The method for measuring the characteristics of the obtained laminate is as follows.
1. Tracking resistance: After etching the copper foil, the applied voltage value was determined when no short circuit occurred even when 50 drops or more of 0.1% ammonium chloride aqueous solution was dropped.
2. Solder heat resistance: Measured according to JIS C 6481, subjected to a moisture absorption treatment for 2 hours after boiling, and then checked for abnormal appearance after floating in a solder bath at 260 ° C. for 180 seconds.
○: No abnormality, ×: Dandruff occurred Copper foil peel strength: measured according to JIS C 6481 Flame retardancy: Evaluated by vertical method according to UL-94 standard.

Claims (9)

A resin composition used for an intermediate layer of a composite laminate,
A resin composition for a composite laminate comprising a bisphenol-type epoxy resin, a triazine-modified phenol novolac resin, a phosphorus flame retardant, and an inorganic filler.   2. The resin for composite laminates according to claim 1, wherein the ratio of the number of epoxy groups of the bisphenol-type epoxy resin to the number of OH groups of the triazine-modified phenol novolac resin is epoxy group / OH group = 1.2 to 2.0. Composition.   The resin composition for composite laminates according to claim 1 or 2, wherein the bisphenol-type epoxy resin has a number average molecular weight of 5000 or less.   The resin composition for a composite laminate according to any one of claims 1 to 3, wherein the bisphenol type epoxy resin contains a bisphenol A type epoxy resin.   The resin composition for a composite laminate according to any one of claims 1 to 4, wherein the inorganic filler contains aluminum hydroxide or magnesium hydroxide.   The inorganic filler is 100 parts by weight or more and 250 parts by weight or less with respect to 100 parts by weight of the bisphenol type epoxy resin, the triazine-modified phenol novolac resin, and the phosphorus flame retardant. 5. The resin composition for composite laminates according to any one of 4 to 4.   The phosphorus component content of the phosphorus flame retardant is 0.5 parts by weight or more in a total of 100 parts by weight of the bisphenol type epoxy resin, the triazine-modified phenol novolac resin, and the phosphorus flame retardant.
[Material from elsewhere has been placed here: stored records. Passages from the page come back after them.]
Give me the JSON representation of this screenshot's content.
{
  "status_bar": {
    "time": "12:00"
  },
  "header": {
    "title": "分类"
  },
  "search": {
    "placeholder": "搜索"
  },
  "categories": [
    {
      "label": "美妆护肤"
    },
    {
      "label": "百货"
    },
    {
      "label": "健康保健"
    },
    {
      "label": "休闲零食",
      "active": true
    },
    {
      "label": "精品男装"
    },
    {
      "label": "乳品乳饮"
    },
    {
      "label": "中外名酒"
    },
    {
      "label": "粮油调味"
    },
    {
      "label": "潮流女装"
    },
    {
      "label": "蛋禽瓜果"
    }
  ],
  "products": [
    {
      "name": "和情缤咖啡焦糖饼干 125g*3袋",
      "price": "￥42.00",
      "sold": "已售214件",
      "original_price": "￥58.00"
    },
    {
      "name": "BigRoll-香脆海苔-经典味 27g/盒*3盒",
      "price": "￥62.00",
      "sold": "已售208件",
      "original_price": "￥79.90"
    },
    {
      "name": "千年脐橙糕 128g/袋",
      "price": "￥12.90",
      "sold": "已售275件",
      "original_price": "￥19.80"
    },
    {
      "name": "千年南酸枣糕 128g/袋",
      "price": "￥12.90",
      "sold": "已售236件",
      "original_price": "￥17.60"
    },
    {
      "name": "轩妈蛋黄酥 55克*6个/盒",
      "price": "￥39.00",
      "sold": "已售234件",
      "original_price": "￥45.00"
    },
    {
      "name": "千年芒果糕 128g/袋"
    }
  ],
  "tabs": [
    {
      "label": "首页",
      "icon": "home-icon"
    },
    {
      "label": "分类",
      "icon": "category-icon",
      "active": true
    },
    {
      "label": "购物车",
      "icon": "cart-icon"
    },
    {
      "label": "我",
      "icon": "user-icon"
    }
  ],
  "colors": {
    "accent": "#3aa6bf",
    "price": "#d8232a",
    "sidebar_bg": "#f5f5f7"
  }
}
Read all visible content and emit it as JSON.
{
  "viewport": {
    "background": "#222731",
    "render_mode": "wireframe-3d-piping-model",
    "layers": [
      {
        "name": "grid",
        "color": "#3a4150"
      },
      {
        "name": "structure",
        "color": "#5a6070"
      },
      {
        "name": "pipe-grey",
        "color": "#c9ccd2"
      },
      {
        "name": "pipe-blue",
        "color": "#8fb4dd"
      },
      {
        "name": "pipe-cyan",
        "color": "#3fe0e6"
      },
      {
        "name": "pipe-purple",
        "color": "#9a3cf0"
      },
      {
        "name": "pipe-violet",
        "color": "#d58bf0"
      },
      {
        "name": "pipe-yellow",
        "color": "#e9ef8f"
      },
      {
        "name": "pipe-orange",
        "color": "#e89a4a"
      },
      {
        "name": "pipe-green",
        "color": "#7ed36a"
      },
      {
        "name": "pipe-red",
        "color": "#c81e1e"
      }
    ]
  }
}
The resin composition for composite laminates according to any one of claims 1 to 5, which is contained in an amount of not more than parts by weight.   The resin composition for a composite laminate according to any one of claims 1 to 7, wherein the phosphorus flame retardant is an additive type phosphorus flame retardant.   A composite laminate using the resin composition for a composite laminate according to claim 1 as an intermediate layer.